Diferente seria se com a apreciação da questão colocada pelo ISS,IP o Tribunal a quo tivesse modificado substancialmente o sentido decisório da sentença, designadamente não homologando o plano por considerar ter ocorrido uma violação não negligenciável nos moldes contemplados no art. 215º do CIRE (o que bem poderia ter acontecido), porque nesse caso o efeito positivo do esgotamento do poder jurisdicional impediria que fosse introduzida tal alteração na sentença.
Em suma, tendo deixado de existir o despacho de rectificação da sentença contra o qual a Apelante interpusera recurso (pois que o próprio Tribunal de 1ª Instância o considerou nulo), e tendo sido pelo Tribunal a quo suprida a omissão de pronúncia sobre a questão da ineficácia do plano perante os créditos do ISS,IP, (não estando questionado em sede deste recurso se o podia ou não fazer) não podemos concluir pela violação do art. 613º do CPC.
Mantendo-se o segmento da sentença do qual resulta a ineficácia da homologação do PER perante a Segurança Social, e tendo a Apelante recorrida também quanto à declarada ineficácia, da qual discorda, cumpre apreciar se os argumentos recursivos apresentados com vista à revogação daquele segmento decisório merecem ou não acolhimento.

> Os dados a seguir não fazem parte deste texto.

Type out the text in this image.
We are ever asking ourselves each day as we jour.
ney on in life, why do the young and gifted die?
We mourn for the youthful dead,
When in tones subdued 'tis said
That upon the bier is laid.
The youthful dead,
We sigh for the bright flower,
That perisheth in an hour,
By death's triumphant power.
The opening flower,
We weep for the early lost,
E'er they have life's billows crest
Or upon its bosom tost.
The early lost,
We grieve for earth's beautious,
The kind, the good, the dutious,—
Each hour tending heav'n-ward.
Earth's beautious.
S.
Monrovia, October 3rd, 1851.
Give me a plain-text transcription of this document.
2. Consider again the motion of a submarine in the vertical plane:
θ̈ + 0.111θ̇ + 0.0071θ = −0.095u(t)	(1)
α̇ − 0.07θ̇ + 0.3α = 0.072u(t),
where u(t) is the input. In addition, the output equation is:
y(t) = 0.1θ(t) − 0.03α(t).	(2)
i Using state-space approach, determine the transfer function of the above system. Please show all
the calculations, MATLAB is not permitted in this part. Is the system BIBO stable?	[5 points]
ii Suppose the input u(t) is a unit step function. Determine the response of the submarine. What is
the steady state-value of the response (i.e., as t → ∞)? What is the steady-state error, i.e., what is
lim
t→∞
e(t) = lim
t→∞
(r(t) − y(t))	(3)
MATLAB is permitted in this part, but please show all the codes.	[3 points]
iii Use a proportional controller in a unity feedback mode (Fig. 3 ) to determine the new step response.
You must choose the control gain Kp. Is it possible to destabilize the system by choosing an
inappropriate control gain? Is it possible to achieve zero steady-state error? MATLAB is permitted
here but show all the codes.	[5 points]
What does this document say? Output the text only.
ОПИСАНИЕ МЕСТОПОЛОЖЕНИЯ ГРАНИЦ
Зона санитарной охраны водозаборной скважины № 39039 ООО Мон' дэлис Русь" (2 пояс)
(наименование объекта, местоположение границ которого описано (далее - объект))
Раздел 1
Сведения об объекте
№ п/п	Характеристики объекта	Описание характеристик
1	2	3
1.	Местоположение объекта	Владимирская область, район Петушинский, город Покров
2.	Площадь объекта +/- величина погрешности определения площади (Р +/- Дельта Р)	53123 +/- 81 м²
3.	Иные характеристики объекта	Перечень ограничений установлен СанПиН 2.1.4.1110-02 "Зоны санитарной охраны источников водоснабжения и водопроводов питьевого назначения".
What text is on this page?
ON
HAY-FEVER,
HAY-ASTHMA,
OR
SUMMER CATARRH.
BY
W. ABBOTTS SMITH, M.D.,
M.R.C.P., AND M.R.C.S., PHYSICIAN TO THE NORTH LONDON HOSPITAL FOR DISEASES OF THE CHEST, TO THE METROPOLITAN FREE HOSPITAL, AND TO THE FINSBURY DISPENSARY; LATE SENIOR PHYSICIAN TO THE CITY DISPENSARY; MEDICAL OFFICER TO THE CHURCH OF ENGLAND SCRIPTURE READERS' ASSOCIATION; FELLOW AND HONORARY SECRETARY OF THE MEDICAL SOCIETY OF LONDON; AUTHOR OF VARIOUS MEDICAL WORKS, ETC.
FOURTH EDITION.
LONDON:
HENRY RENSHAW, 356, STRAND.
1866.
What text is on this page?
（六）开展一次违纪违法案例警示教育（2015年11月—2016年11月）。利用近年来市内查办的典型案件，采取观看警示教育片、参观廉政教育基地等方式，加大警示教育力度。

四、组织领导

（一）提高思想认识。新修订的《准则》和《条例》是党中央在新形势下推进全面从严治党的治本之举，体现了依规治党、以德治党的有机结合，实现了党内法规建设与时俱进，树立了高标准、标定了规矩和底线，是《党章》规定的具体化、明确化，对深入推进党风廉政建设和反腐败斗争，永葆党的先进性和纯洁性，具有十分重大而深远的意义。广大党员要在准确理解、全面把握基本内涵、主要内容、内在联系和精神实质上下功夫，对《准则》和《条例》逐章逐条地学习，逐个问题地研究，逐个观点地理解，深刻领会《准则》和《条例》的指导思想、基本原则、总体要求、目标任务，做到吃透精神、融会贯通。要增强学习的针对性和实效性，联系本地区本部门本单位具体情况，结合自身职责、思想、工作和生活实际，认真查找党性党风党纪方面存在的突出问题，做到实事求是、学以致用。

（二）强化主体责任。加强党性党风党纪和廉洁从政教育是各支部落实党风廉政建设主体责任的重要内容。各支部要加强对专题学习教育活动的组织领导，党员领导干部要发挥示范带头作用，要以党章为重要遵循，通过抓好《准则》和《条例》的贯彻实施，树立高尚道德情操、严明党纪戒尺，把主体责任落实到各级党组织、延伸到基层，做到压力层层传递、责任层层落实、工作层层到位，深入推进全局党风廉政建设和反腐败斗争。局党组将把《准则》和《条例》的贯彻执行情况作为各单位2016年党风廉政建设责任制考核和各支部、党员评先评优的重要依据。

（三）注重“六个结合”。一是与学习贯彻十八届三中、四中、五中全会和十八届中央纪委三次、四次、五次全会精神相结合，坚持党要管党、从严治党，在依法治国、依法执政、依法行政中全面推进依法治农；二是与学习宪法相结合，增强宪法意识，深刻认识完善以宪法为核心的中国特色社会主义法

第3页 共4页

Defende a Apelante que inexiste motivo para se decidir pela ineficácia da homologação do plano relativamente à Segurança Social porque a falta de expressa e discricionária autorização por parte dessa credora não pode ser suficiente para impedir a homologação de um plano de recuperação por alegada violação do disposto nos arts. 194º, 195º e 215º do CIRE e 190º ss do Código dos Regimes Contributivos do Sistema Previdencial de Segurança Social aprovado pela Lei nº 110/2009 de 16.09 (alterado pela Lei nº 119/2009 de 30.12, pelo DL nº 140-B/2010 de 30-12, pela Lei nº 55-A/2010) e nºs 2 e 3 do art. 30º da LGT.
E que o nº 3 do art. 30º da LGT não veio conferir carácter indisponível ou imperativo ao sentido de voto da credora Segurança Social, no sentido de dele depender a aprovação e a validade do Plano, transformando-o num voto de qualidade ou num verdadeiro direito de veto.
Porém a Apelante estará equivocada, porque do que se trata não é de fazer depender a aprovação e validade do Plano do voto favorável da Segurança Social, trata-se simplesmente de uma questão de ineficácia ou inoponibilidade do Plano relativamente aos créditos da Segurança Social, isto é, o Plano pode ser aprovado e ser válido apesar do voto contra da Segurança Social, o que acontece é que perante esta o Plano é ineficaz, mantendo-se incólumes os créditos da Segurança Social.
Conforme resulta da jurisprudência, ao que se crê praticamente consolidada, quer do Supremo Tribunal de Justiça, quer deste Tribunal da Relação do Porto[4], da qual não divergimos, a homologação de um PER que inclua modificações no pagamento dos créditos da Segurança Social contra a sua vontade, violando o disposto nos artigos 30.º, nº 2 e 3, e 36.º, nº 2 e 3 da LGT, e 190.º, nº 1, 2 a) e 6, do Código dos Regimes Contributivos do Sistema Previdencial de Segurança Social, apesar de válido, é ineficaz perante a Segurança Social.
Isto porque, parafraseando o recente Ac STJ de 27.05.2025, o qual referencia arestos anteriores que já perfilhavam esse entendimento, “um plano de revitalização aprovado e homologado judicialmente, que configure uma restrição ao conteúdo do crédito da Segurança Social, contra a sua vontade, materializa uma violação negligenciável das normas aplicáveis, nos termos constantes do art. 215º do CIRE, aplicável ao PER, por força do nº. 7 do art. 17º-F, do mesmo código.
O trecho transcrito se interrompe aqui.